In recent years, many households have experienced a serious cost-of-living crisis.
Despite shared values and culture, significant income inequality persists in Europe. The gap is narrowing when adjusted for purchasing power, but a substantial divide between the rich and the poor remains. In recent years, households in Europe have experienced a serious cost-of-living crisis, exacerbated by Russia's war in Ukraine and post-pandemic supply chain disruptions. Many families have been forced to limit their spending, and households continue to count pennies—even as inflation approaches the ECB's target of 2%.
One useful indicator of household income is the "median equivalent net income." This is the typical income per person, adjusted for family size and after taxes.
As of 2024, the median equivalent income in 34 European countries ranges from €3,075 in Albania to €50,799 in Luxembourg.
In the EU, the lowest median equivalent income is in Bulgaria at €7,811, while the EU average is €21,582. At the top of the ranking, Luxembourg is joined by Switzerland and Norway, followed by Denmark, Austria, Ireland, the Netherlands, and Belgium—all in the range of €30,000–€35,000. Finland, Germany, Sweden, and France also rank above the EU average.

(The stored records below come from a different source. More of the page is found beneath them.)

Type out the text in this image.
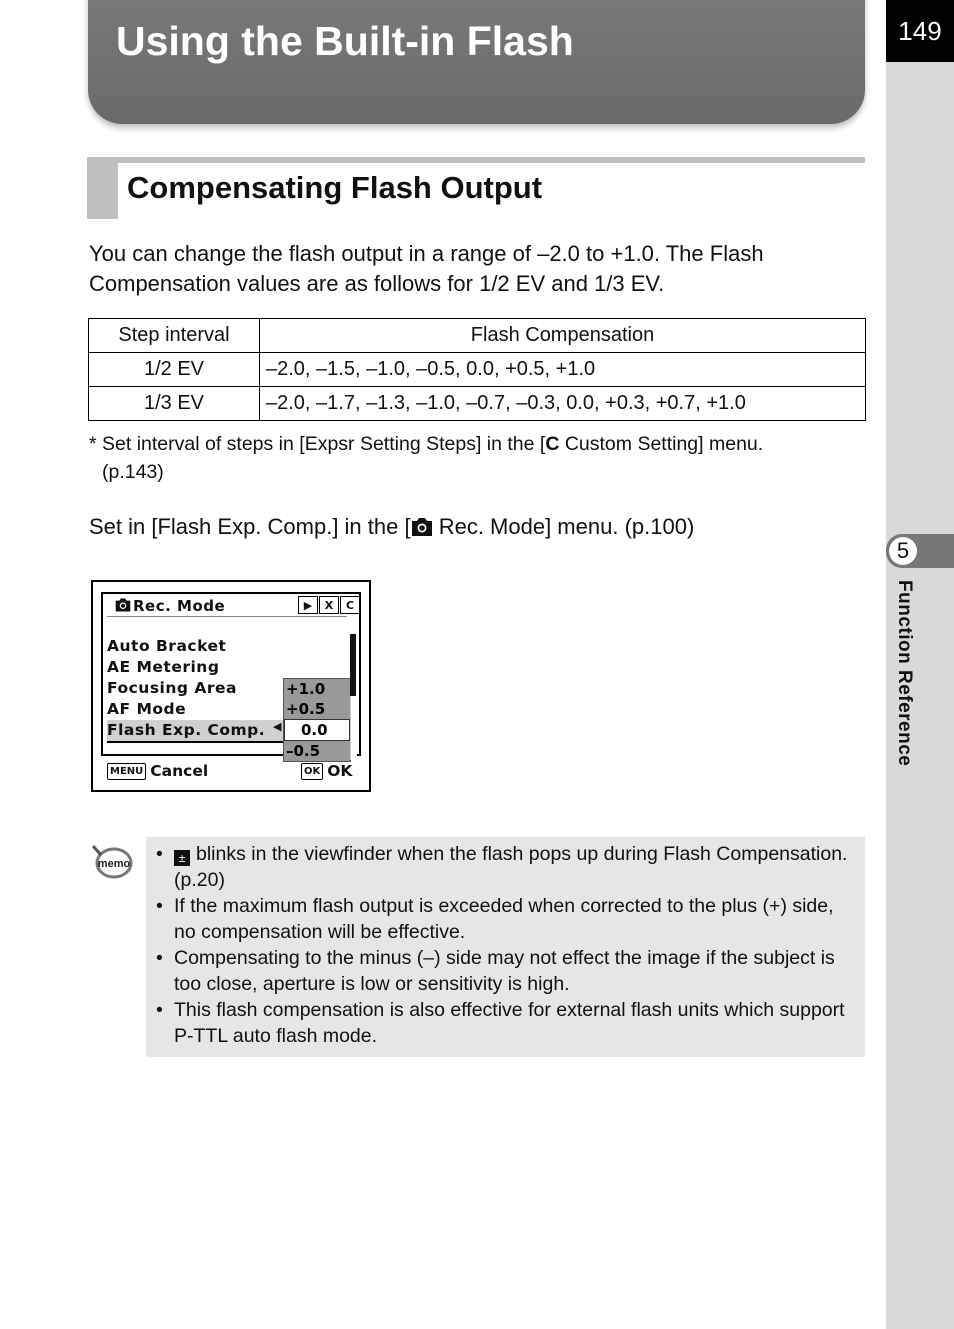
149
5
Function Reference
Using the Built-in Flash
Compensating Flash Output
You can change the flash output in a range of –2.0 to +1.0. The Flash Compensation values are as follows for 1/2 EV and 1/3 EV.
Step interval	Flash Compensation
1/2 EV	–2.0, –1.5, –1.0, –0.5, 0.0, +0.5, +1.0
1/3 EV	–2.0, –1.7, –1.3, –1.0, –0.7, –0.3, 0.0, +0.3, +0.7, +1.0
* Set interval of steps in [Expsr Setting Steps] in the [C Custom Setting] menu.
(p.143)
Set in [Flash Exp. Comp.] in the [ Rec. Mode] menu. (p.100)
Rec. Mode	▶	X	C
Auto Bracket
AE Metering
Focusing Area
AF Mode
Flash Exp. Comp. ◀
+1.0
+0.5
0.0
–0.5
MENU Cancel	OK OK
memo • ± blinks in the viewfinder when the flash pops up during Flash Compensation. (p.20)
• If the maximum flash output is exceeded when corrected to the plus (+) side, no compensation will be effective.
• Compensating to the minus (–) side may not effect the image if the subject is too close, aperture is low or sensitivity is high.
• This flash compensation is also effective for external flash units which support P-TTL auto flash mode.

Income levels below €10,000, in addition to Bulgaria, are also found in Hungary and Romania within the EU.
The Divide Between East and West
Data shows a clear geographical divide: Western and Northern European countries have the highest median incomes, while Southern and Eastern regions lag behind. For example, the gap between Luxembourg and Bulgaria exceeds €40,000.

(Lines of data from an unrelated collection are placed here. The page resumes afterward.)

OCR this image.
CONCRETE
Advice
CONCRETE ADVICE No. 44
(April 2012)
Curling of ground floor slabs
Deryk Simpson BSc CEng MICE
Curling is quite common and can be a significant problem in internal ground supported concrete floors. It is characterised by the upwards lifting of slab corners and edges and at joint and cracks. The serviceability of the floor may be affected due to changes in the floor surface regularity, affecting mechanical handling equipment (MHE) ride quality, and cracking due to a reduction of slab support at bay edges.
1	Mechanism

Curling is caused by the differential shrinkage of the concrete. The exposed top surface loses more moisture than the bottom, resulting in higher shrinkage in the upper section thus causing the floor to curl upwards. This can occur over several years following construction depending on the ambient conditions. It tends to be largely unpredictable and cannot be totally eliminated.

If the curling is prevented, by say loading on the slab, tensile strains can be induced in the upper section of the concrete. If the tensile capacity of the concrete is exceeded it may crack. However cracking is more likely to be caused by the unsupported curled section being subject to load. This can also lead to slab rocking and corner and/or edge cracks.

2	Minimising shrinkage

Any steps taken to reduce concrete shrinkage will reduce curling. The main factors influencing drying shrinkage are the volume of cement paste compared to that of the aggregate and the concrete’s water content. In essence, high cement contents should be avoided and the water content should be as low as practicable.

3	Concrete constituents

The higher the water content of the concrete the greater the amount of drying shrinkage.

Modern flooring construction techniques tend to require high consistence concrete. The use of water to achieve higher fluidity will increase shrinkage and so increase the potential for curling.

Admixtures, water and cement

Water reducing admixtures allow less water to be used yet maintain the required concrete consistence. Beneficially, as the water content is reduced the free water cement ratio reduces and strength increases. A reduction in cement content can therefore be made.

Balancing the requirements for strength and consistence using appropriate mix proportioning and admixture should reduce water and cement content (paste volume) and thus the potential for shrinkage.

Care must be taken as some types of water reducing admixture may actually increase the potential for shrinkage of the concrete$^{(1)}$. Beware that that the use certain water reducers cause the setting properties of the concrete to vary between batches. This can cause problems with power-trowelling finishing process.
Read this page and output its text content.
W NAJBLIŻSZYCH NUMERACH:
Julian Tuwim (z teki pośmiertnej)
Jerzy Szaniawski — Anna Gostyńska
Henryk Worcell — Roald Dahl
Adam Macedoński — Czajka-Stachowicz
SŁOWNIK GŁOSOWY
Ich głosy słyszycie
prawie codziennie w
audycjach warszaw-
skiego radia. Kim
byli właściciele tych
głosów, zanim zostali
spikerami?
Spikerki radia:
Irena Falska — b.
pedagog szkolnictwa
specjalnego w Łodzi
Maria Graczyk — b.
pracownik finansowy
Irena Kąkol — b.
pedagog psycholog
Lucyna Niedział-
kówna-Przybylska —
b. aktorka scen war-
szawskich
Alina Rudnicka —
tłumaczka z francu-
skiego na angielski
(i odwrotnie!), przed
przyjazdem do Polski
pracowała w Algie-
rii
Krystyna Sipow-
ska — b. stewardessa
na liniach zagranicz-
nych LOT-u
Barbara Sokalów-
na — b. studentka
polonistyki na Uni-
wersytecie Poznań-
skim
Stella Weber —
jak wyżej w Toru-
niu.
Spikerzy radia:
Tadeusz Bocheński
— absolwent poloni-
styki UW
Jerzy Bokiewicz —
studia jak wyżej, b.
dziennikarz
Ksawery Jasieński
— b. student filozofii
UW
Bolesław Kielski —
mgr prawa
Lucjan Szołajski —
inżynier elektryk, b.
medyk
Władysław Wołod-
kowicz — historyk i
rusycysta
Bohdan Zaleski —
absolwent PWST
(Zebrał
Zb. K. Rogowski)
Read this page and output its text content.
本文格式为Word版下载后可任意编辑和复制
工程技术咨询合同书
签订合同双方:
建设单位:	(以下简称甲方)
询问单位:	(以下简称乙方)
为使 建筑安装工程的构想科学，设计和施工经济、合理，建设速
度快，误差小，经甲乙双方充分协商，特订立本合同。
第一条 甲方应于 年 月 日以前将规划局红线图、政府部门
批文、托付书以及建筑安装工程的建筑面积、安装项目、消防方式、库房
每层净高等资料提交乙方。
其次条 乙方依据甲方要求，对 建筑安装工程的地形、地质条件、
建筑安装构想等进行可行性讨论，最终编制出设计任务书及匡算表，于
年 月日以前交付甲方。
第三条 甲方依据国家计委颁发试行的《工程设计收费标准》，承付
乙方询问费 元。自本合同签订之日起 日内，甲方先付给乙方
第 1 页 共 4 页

Dr. Stefano Filauro, an associate professor at Sapienza University of Rome, told Euronews Business: "The level of average wealth observed in 2024 reflects long-term structural factors such as historical growth paths, industrialization, and wealth development."
According to Julia De Lazzari, an economist at the International Labour Organization (ILO), differences in productivity and industrial structure help explain this gap.

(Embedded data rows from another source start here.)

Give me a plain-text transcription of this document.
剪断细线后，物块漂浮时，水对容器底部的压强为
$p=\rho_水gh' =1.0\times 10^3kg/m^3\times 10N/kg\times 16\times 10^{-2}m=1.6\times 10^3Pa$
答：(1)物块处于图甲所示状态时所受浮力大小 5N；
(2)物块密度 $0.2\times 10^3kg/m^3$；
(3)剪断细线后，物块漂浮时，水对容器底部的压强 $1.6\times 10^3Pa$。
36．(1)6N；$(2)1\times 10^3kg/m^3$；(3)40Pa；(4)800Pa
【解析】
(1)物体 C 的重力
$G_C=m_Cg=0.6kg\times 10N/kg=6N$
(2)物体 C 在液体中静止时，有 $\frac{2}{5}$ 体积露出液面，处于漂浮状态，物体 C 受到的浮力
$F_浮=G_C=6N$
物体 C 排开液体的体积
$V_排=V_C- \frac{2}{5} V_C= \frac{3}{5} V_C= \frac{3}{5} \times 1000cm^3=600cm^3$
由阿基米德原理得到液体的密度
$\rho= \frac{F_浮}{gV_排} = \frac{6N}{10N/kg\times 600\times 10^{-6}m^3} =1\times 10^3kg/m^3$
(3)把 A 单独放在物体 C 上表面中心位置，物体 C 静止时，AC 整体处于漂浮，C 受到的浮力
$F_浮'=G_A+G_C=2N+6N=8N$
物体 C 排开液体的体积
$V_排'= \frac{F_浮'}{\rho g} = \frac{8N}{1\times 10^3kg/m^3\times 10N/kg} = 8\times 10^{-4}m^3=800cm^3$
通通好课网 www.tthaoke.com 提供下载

"Higher labor productivity allows countries to sustain higher wages," she said in an interview with Euronews Business.
"This means that in countries with large high-margin sectors, such as finance, information technology, or advanced manufacturing, wages tend to be higher, while in countries reliant on agriculture or basic services, they are lower," De Lazzari explains.
When adjusted for purchasing power standard (PPS)—an artificial currency unit that equalizes what can be bought for money in different countries—the gap narrows but remains significant.
The median equivalent net income ranges from 5,098 PPS in Albania to 37,781 PPS in Luxembourg. The EU average is 21,245 PPS, with Hungary (11,199 PPS) having the lowest figure among EU members.
The gap between the lowest and highest figures in the EU is about 26,500 PPS, while in nominal terms, it is nearly €43,000.
Countries such as Poland, Romania, and Bulgaria show significantly better results when incomes are measured in PPS rather than nominal terms.
Among the "big four" EU countries, Germany and France remain above average, while Italy and Spain are slightly below.